Sharon Alva June 29, 2012 at 08:53 AM
This is a very frustrating market but it's not just Alameda. Buyers are writing multiple offers in Oakland, Berkeley and San Leandro. In at least one case I was recently involved in, the seller chose to go for the offer presented by a family, not the all cash investor. It was a short sale. The short sale seller in fact can be in a better position to accept the more heavily financed offer when the buyer appeals to them on a personal level. Add to the frustration the capricious nature of foreclosure sales, where the bank is the owner/seller and I can see where this could feel hopeless. Don't give up yet though. There are tricks of the trade and maybe it's time to regroup and strategize with your agent. Good luck wth the search.
virgo June 29, 2012 at 02:58 PM
it's happening in SF too. i have a coworker who is trying to buy a house and he's approved for quite a bit of money and he lost out on a million dollar house to a cash buyer. who has that kind of cash lying around?? crazy.
a94501er June 29, 2012 at 05:02 PM
That's too bad ... but many sellers prefer an all cash deal (even if it makes no difference to them ... they are getting paid after all, weird).
a94501er June 29, 2012 at 05:04 PM
Is this a sign that the real estate market may be coming back? Seems to be happening nationally as well. http://www.nytimes.com/2012/06/28/business/economy/new-indications-housing-recovery-is-under-way.html
cheryl austen June 29, 2012 at 06:50 PM
We went through the same situation you are going through. We had a great down payment assistance program attached to our loan offer, yet the prices for homes are untouchable in Alameda and Bay Farm with a package like that -- if you plan on living there, good luck in your purchase and get a good agent, one that won't push you or talk you into a higher bid -- we were outbid for over a year on homes and lots that were way smaller than what we actually wanted just because it was Alameda -- we moved to to the Lafayette/Pleasant Hill border and have a beautiful home with a 10K sq ft. lot and a 2500 sq ft home for a price we would never get in Alameda. Alameda was our dream buying neighborhood for years but we came to the conclusion we would never own there due to the sellers not wanting our offers or holding out for a higher payout. Take a ride east to the Lamorinda area and you will fall in love just like we did. Alameda is a distant memory and less than 30 minute commute on Bart -- no Bay Bridge bus traffic!
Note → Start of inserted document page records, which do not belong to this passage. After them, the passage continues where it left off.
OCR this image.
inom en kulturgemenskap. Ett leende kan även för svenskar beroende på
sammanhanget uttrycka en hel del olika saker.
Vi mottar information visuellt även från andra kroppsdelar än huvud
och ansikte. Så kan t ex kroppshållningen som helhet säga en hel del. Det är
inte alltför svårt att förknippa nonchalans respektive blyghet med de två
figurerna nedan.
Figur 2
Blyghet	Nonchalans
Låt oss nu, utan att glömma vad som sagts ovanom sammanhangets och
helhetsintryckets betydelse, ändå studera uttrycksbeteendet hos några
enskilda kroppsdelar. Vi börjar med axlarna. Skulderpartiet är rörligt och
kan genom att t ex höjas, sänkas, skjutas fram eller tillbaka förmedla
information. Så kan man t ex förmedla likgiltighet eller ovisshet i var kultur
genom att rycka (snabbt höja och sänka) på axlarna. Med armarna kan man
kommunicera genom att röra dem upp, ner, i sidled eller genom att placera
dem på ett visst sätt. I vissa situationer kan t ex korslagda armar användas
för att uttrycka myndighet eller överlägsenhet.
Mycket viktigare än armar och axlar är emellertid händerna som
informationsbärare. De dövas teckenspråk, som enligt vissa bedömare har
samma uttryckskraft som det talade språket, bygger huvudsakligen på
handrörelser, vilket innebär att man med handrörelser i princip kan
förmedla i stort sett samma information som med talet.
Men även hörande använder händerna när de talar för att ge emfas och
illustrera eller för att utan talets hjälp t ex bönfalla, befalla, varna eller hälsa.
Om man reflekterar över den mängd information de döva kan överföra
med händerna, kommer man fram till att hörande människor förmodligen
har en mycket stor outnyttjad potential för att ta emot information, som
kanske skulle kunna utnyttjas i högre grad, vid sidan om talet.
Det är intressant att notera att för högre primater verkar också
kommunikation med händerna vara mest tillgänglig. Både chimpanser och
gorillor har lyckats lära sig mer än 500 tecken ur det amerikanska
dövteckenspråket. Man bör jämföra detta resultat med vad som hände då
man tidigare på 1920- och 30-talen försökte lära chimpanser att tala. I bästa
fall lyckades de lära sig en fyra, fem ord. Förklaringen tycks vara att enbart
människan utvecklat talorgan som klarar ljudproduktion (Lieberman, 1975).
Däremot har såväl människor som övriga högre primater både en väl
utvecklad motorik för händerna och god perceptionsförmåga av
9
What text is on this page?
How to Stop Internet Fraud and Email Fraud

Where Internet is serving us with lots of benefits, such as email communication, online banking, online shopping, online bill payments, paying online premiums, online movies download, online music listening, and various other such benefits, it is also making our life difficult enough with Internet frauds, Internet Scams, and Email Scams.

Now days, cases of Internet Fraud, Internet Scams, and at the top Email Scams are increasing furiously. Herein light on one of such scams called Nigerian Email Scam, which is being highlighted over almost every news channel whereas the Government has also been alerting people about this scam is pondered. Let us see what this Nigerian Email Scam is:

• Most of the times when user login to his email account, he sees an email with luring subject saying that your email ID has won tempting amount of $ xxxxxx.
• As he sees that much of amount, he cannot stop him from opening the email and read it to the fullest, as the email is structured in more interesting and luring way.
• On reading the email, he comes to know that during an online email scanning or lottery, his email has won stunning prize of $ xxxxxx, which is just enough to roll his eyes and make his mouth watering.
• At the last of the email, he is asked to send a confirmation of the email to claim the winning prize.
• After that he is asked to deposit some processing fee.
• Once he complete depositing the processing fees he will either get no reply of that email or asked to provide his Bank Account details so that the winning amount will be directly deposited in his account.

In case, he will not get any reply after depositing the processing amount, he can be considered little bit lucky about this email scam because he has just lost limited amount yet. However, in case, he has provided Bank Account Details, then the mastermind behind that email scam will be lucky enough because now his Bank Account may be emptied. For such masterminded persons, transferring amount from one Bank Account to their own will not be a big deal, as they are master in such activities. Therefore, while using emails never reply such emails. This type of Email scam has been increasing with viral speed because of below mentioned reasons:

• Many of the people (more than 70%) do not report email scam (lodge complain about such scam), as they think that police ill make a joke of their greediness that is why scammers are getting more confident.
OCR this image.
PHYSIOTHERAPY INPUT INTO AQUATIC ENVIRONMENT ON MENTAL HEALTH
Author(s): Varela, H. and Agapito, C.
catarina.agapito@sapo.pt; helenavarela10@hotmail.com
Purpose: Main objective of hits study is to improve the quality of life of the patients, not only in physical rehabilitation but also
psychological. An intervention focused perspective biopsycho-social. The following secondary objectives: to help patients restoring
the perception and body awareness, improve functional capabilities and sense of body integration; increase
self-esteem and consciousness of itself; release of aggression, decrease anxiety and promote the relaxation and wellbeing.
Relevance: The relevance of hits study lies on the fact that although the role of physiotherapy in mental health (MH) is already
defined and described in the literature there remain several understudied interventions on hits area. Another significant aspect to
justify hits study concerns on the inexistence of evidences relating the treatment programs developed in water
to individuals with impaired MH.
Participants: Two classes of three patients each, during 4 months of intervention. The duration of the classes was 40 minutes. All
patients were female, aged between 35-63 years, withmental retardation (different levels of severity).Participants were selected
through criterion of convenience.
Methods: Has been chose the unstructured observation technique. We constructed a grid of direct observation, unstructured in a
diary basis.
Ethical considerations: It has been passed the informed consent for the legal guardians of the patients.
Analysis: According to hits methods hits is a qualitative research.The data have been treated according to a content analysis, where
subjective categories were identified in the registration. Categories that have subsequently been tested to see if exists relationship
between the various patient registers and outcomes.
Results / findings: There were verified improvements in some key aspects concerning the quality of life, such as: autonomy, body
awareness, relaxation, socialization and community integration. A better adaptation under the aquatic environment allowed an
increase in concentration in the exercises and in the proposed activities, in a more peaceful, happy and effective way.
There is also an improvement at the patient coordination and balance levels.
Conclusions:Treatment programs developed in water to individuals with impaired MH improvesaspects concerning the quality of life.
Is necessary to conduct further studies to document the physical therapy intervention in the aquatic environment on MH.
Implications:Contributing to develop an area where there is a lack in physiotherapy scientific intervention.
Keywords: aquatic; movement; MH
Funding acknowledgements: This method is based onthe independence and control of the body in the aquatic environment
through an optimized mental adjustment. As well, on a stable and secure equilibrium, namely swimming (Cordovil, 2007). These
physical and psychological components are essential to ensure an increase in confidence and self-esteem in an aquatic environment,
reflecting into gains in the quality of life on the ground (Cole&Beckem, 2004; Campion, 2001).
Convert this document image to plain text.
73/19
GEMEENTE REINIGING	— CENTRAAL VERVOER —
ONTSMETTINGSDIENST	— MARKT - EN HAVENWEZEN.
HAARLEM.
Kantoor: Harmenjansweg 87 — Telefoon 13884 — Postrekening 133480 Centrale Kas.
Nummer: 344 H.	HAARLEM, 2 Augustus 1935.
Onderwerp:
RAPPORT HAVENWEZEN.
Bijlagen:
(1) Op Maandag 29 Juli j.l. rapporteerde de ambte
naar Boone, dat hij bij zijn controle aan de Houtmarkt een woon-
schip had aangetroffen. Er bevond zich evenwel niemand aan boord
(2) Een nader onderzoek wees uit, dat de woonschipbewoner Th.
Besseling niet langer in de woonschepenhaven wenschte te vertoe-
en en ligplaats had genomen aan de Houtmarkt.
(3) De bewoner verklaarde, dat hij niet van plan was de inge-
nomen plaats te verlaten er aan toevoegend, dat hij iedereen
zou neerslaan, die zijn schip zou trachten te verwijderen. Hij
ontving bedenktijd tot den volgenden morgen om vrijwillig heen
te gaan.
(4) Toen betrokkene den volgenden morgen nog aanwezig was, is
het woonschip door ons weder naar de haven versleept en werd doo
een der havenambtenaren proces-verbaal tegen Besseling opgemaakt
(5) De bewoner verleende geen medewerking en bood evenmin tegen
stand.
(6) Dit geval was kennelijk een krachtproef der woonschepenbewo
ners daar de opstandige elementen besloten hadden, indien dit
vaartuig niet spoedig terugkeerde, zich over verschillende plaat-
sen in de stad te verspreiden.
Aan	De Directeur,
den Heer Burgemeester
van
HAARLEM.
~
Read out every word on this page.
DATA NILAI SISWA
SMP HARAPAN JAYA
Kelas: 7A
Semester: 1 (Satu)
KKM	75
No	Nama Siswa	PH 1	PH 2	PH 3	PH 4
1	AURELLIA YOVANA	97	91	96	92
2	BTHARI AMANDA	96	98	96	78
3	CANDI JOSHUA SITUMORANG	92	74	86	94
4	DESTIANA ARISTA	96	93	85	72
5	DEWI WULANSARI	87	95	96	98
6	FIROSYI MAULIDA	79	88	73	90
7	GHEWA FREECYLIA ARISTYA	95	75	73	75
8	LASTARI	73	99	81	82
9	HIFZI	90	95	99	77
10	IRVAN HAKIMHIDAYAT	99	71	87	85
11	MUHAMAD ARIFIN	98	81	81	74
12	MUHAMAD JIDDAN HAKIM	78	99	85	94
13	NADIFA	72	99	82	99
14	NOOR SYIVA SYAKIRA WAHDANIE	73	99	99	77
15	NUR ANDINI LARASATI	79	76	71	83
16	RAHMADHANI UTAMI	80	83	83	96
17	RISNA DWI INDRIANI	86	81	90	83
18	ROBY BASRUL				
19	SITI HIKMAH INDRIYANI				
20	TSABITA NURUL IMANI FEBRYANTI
Gloria Yolanda Guerra July 02, 2012 at 06:03 PM
I was born here in Alameda, California and when the navy was here in the mid nineties rent and buying a home was cheaper then. Now its too much money and people can not afford to buy a home here. Thanks to the City Mayor we have no job opportunities in this City. The only suggestion that I think you should try is Hud first time home buying program. Look up Hud first time home buying program on the internet, you might get help? Near the College of Alameda there is some new homes for sell and some might be offer by the Hud first time offer? Alameda is a place to live but my experience in Alameda, California has not been pleasant it is a small town and most of the time some people is a busy buddy. There is other Cities you can live if you don't mind moving?
Gloria Yolanda Guerra July 02, 2012 at 06:05 PM
I was burglarized on May 28, 2012 in the City of Alameda.
Gloria Yolanda Guerra July 02, 2012 at 06:06 PM
Alameda, California has been hit with allot of home burglary 2012.
Gloria Yolanda Guerra July 02, 2012 at 06:08 PM
If you are in the military or been in the military you can get a GI loan at your local veterans office.
Gloria Yolanda Guerra July 02, 2012 at 06:10 PM
Contact HUD to get help buying a home.